You then have the option of reviewing the duplicate files, and then deleting them. It’s great for finding duplicates in your MP3, image or movie collections. Versions 0.09 and down were written in Java 1.5 but the latest release I’m working on will be written with the .NET Framework 2.0
SourceForge.net


dupliFinder 0.09
dupliFinder 0.09 on Windows XP

dupliFinder is free, open source software © Marcus Wynwood


If you like it, buy me a beerVB
I’d like to donate $
so you can buy yourself a cold one

Your comments:


Running .JAR files on Windows and Linux
Windows XP
I think that Java 1.5 does all this for you, but if it doesn’t all you need to do is make sure that .jar is associated with “javaw”. One way to do this is to:

  1. Open up your control panel
  2. Open “Folder Options”
  3. Click the “File Types” tab
  4. Select the JAR extension from the list. If a jar extension can not be found, create a new one, and then select it.
  5. Click the Advanced button under the details panel.
  6. Select the open action and click edit, or create a new action for open if there isn’t one.
  7. Make sure that the “Application to perform the action” is: "c:\jdk1.5.0\jre\bin\javaw.exe" -jar "%1" %* The default path is “c:\jdk1.5.0\jre\bin” so you’ll have to change it if you installed Java somewhere else.

Linux
I think that Java 1.5 does all this for you, but if it doesn’t all you need to do is make sure that .jar files are associated with “java -jar“. If your distro uses Gnome, you can just right click and go “Open With...” to set this up.


Project Statistics

More stats here…

30 Responses to “dupliFinder”

  1. Nathan says:

    April 18th, 2005 at 12:12 pm

    Exception in thread “AWT-EventQueue-0″ java.lang.OutOfMemoryError: Java heap space

    Perhaps because it found too many duplicates: over 1000 as reported by another duplicate finder. The duplicates are across about 5 checksums, it appears. dupliFinder finds and prints text about matches until it dies.

    After I get the error, the program can’t exit either. I have to kill it. When I try to exit, it just gives another out of memory error.

    My system has 1GB of RAM. I ran dupliFinder with about 280MB free and watch my memory run out.

    It died processing the directory of the program at:
    jtcfrost.sourceforge.net

  2. Mugga says:

    April 18th, 2005 at 5:18 pm

    It looks like I’m not managing memory as well as I could.
    At the moment all the calculations happen in memory, this is fast for small numbers of files, but it looks like it’s no good for lots of files. Maybe I need to use some temp files instead. I might try that in the next verison.
    Thanks for your help - and thanks for trying dupliFinder :-)

  3. Desummoner says:

    April 25th, 2005 at 11:07 am

    Nice project.
    But it can be much more efficient if it first check for size of file.
    I.e. first parse file listing so that only files with duplicate sizes left and then calculate checksums for them.

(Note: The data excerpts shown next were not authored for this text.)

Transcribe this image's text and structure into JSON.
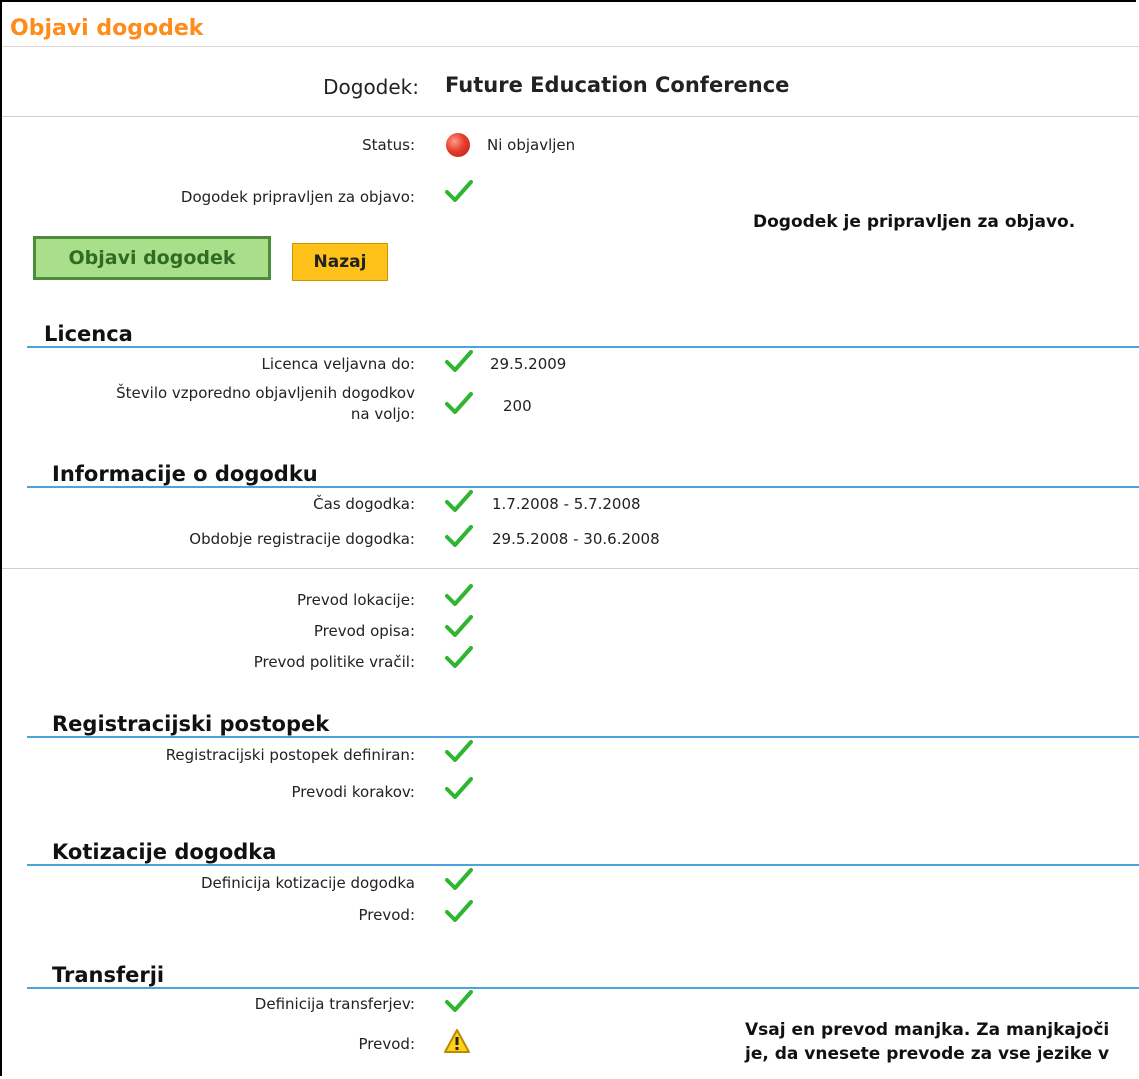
{
  "header": {
    "title": "Objavi dogodek"
  },
  "event": {
    "label": "Dogodek:",
    "name": "Future Education Conference"
  },
  "status": {
    "label": "Status:",
    "value": "Ni objavljen"
  },
  "ready": {
    "label": "Dogodek pripravljen za objavo:",
    "message": "Dogodek je pripravljen za objavo."
  },
  "buttons": {
    "publish": "Objavi dogodek",
    "back": "Nazaj"
  },
  "licence": {
    "title": "Licenca",
    "valid_label": "Licenca veljavna do:",
    "valid_value": "29.5.2009",
    "count_label_1": "Število vzporedno objavljenih dogodkov",
    "count_label_2": "na voljo:",
    "count_value": "200"
  },
  "info": {
    "title": "Informacije o dogodku",
    "time_label": "Čas dogodka:",
    "time_value": "1.7.2008 - 5.7.2008",
    "reg_label": "Obdobje registracije dogodka:",
    "reg_value": "29.5.2008 - 30.6.2008",
    "loc_label": "Prevod lokacije:",
    "desc_label": "Prevod opisa:",
    "refund_label": "Prevod politike vračil:"
  },
  "registration": {
    "title": "Registracijski postopek",
    "defined_label": "Registracijski postopek definiran:",
    "steps_label": "Prevodi korakov:"
  },
  "fees": {
    "title": "Kotizacije dogodka",
    "def_label": "Definicija kotizacije dogodka",
    "trans_label": "Prevod:"
  },
  "transfers": {
    "title": "Transferji",
    "def_label": "Definicija transferjev:",
    "trans_label": "Prevod:",
    "warn_line1": "Vsaj en prevod manjka. Za manjkajoči",
    "warn_line2": "je, da vnesete prevode za vse jezike v"
  },
  "colors": {
    "title_orange": "#ff8c1a",
    "section_line": "#4da3dd",
    "check_green": "#2fb52f",
    "publish_bg": "#a9df8a",
    "back_bg": "#ffc21a"
  }
}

  4. Bleeter Yaluser says:

    April 25th, 2005 at 4:31 pm

    Just been looking for a *good* duplicate file finder program. Imagine my amazwement when your page turned up! Haven’t tried the program yet, thoguht I’d send out mad greets from Hobart though.

    Cheers,

    Pete.

  5. Mugga says:

    April 25th, 2005 at 7:51 pm

    Thanks Desummoner :-) Version 0.1 has just been released

  6. Pierce says:

    May 9th, 2005 at 1:31 am

    It’ be nice if it did more than found *identical* copies (it’s called duplicate finder afterall).
    FSlint will find indetical copies for me, wht about visually identical or similar files? There
    are a few console apps listed on freshmeat (and several windows apps) that’ll do this
    but nothing cross-platform/linux that’ll let me dblcheck the results visually myself.

  7. Mugga says:

    May 9th, 2005 at 1:24 pm

    duplicate: Identically copied from an original (Dictionary.com)

    dupliFinder will let you preview images and text in the preview frame like in the screenshots. This is good if you wanna look at them yourself, but maybe you mean something that finds files that are *nearly* the same?

    Give me an example of what you mean and I’ll see if I can do it for the next version :-)
    Thanks!

  8. Moop says:

    May 29th, 2005 at 9:49 pm

    I merged a bunch of font collections, about 2000 files, and Duplifinder is very promising, except that I need to run “Find Duplicates” several DOZEN times to get it to find all of the duplicates, sometimes failing to delete files which don’t even have a read-only attribute. As soon as the algorithm finds 0 duplicates, I still need to find the rest manually using “FC /a filename1 filename2″ (for windows files…haven’t tested with linux/other)… Good work, but I hope you continue this and fix it. I’ve been looking for something like this for a long time to save time.

  9. Mugga says:

    July 18th, 2005 at 8:15 pm

    Bug fix coming soon…

  10. Walt Sloan says:

    September 10th, 2005 at 3:49 am

    It looks like dupfinder only works on ONE directory. I want to review many directories over many drives. How can I do this?

    // Walt //

  11. Mugga says:

    September 10th, 2005 at 1:06 pm

    At the moment dupliFinder will scan recursivly from one starting point. It can’t look in more than one starting point at a time. Maybe that’s an idea for the next version :-)

    If you are using Linux, the dupliFinder Script CAN look in multiple directories - give that a try :-)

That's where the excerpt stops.